Some are very nice inside. We have friends who bought one in A nice spot in Dorset. They stay in their Spanish home in winter. What could go wrong, just the site owners charges going through the roof. Theirs was over £3000 last year and that is with nil council tax.


----------



## _shel (Mar 2, 2014)

Bonkers, what exactly do you get for that much money then?


----------



## Justina (Jan 25, 2013)

*Static home*



Alcalaina said:


> What used to be called a mobile home? How confusing.
> 
> I met a couple recently who have one in Sussex. They get kicked out for two weeks of the year so they came over to stay in their (still unsold house) in the village. They pay over 600 GBP a month site rental which includes council tax but not electricity.


I know, or knew of caravans or mobile homes, but am curious why if one owns the home, why should one have to leave it once a year.


----------



## xabiaxica (Jun 23, 2009)

Justina said:


> I know, or knew of caravans or mobile homes, but am curious why if one owns the home, why should one have to leave it once a year.


sometimes they are on 'holiday' parks & aren't allowed to be occupied all year


----------



## ABERAFON (Aug 15, 2014)

Tashy said:


> Hello all, some advice needed here please. I have been resident if the Canary Islands or 9 years now, but recently have been toying with the idea of buying a small static home back in the UK on a residential site, to use as a base when visiting family on trip back. Is there anyone on the forum who can give me advice re council tax? Someone has told me that as I pay the equivilent of it here in the Canaries on my property, and have proof of doing so, that I would not be liable to pay it too in the UK, or at least be entitled to a discount. Thanks in advance!


Hi,

If you have a static chalet or caravan on any site in the UK you will pay council tax and water rates, you cannot get any discount for paying any type of property tax in Spain - it is much cheaper than if you had a house or flat in the UK which starts at about £1100 per year for an 'A' band property.
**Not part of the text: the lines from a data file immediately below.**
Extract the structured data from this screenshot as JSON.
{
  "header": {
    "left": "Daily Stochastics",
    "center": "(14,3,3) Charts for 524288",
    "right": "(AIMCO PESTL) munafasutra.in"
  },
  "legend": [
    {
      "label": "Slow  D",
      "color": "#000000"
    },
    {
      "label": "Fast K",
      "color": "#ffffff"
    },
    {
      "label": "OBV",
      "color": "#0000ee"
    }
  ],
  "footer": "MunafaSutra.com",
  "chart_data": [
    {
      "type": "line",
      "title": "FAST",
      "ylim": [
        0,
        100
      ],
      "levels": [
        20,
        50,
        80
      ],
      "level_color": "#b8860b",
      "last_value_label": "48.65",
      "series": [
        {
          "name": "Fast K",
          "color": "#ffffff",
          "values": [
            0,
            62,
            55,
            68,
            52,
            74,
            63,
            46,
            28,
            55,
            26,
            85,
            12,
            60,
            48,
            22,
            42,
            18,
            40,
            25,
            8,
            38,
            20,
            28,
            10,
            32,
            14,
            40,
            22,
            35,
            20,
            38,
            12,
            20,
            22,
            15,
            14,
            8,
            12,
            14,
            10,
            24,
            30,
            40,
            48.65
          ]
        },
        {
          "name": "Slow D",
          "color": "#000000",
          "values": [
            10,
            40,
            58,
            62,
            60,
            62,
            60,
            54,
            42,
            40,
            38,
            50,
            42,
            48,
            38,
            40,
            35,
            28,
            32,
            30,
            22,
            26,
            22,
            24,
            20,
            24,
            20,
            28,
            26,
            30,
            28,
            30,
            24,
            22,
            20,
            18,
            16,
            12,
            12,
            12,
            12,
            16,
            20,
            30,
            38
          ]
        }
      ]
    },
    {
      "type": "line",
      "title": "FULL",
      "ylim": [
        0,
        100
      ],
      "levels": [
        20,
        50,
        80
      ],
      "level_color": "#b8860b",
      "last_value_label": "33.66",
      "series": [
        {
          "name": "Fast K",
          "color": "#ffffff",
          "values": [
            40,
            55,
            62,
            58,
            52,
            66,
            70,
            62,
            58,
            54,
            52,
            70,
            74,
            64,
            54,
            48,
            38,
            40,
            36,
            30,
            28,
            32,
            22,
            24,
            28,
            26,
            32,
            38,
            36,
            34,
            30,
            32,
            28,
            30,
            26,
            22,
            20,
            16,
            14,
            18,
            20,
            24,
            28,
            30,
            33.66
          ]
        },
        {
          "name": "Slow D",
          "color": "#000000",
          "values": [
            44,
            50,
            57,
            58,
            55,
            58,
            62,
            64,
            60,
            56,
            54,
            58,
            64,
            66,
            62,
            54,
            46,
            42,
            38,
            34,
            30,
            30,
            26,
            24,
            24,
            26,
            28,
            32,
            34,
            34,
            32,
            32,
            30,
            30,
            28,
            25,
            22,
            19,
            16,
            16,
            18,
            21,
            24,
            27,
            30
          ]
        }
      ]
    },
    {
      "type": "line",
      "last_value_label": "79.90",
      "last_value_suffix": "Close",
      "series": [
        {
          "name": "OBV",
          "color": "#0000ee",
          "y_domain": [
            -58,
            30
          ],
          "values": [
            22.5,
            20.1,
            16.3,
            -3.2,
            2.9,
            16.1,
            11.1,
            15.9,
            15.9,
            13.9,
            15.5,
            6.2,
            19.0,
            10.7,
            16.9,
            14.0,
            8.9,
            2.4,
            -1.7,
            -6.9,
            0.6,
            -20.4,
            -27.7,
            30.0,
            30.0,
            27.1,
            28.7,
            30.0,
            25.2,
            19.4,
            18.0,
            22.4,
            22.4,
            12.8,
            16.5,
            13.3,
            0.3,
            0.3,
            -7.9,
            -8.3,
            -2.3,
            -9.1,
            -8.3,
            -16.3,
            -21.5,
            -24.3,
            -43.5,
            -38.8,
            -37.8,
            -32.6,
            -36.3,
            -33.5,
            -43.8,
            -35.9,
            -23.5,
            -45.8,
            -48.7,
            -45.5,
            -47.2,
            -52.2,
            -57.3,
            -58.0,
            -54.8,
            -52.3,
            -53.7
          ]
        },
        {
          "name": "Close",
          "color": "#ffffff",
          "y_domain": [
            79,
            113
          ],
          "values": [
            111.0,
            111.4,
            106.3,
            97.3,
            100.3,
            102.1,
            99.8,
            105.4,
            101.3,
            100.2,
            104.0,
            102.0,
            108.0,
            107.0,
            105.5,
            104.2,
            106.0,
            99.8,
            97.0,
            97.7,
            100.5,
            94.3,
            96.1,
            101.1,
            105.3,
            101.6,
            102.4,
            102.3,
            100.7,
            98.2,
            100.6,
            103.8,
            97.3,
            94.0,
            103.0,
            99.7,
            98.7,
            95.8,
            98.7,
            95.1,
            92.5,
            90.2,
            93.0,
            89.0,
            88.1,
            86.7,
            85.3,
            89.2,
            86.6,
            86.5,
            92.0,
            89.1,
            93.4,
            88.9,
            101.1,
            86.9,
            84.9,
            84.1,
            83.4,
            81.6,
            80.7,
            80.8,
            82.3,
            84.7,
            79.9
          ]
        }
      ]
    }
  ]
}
Static homes used to still be accessed on rateable value but I believe that they are now part of the council tax system at about £400. It is normally included in the site fees but not always, site fees start at about £2000 per year and go, depending on the site, up to about £10,000. Depending on where you want the static, it can be cheaper to buy a studio flat.. Hope this helps


----------



## lanzamac (Jan 18, 2015)

*Static Caravan*

Hi Tashy, i live on Lanzarote and have a static in UK......No council tax if the park is licensed as a holiday park. My friend works for a big company with parks all over the UK. He arranged to holiday let my caravan when i was'nt using it. The income from letting covers my site fees and water bills. Its great!!


----------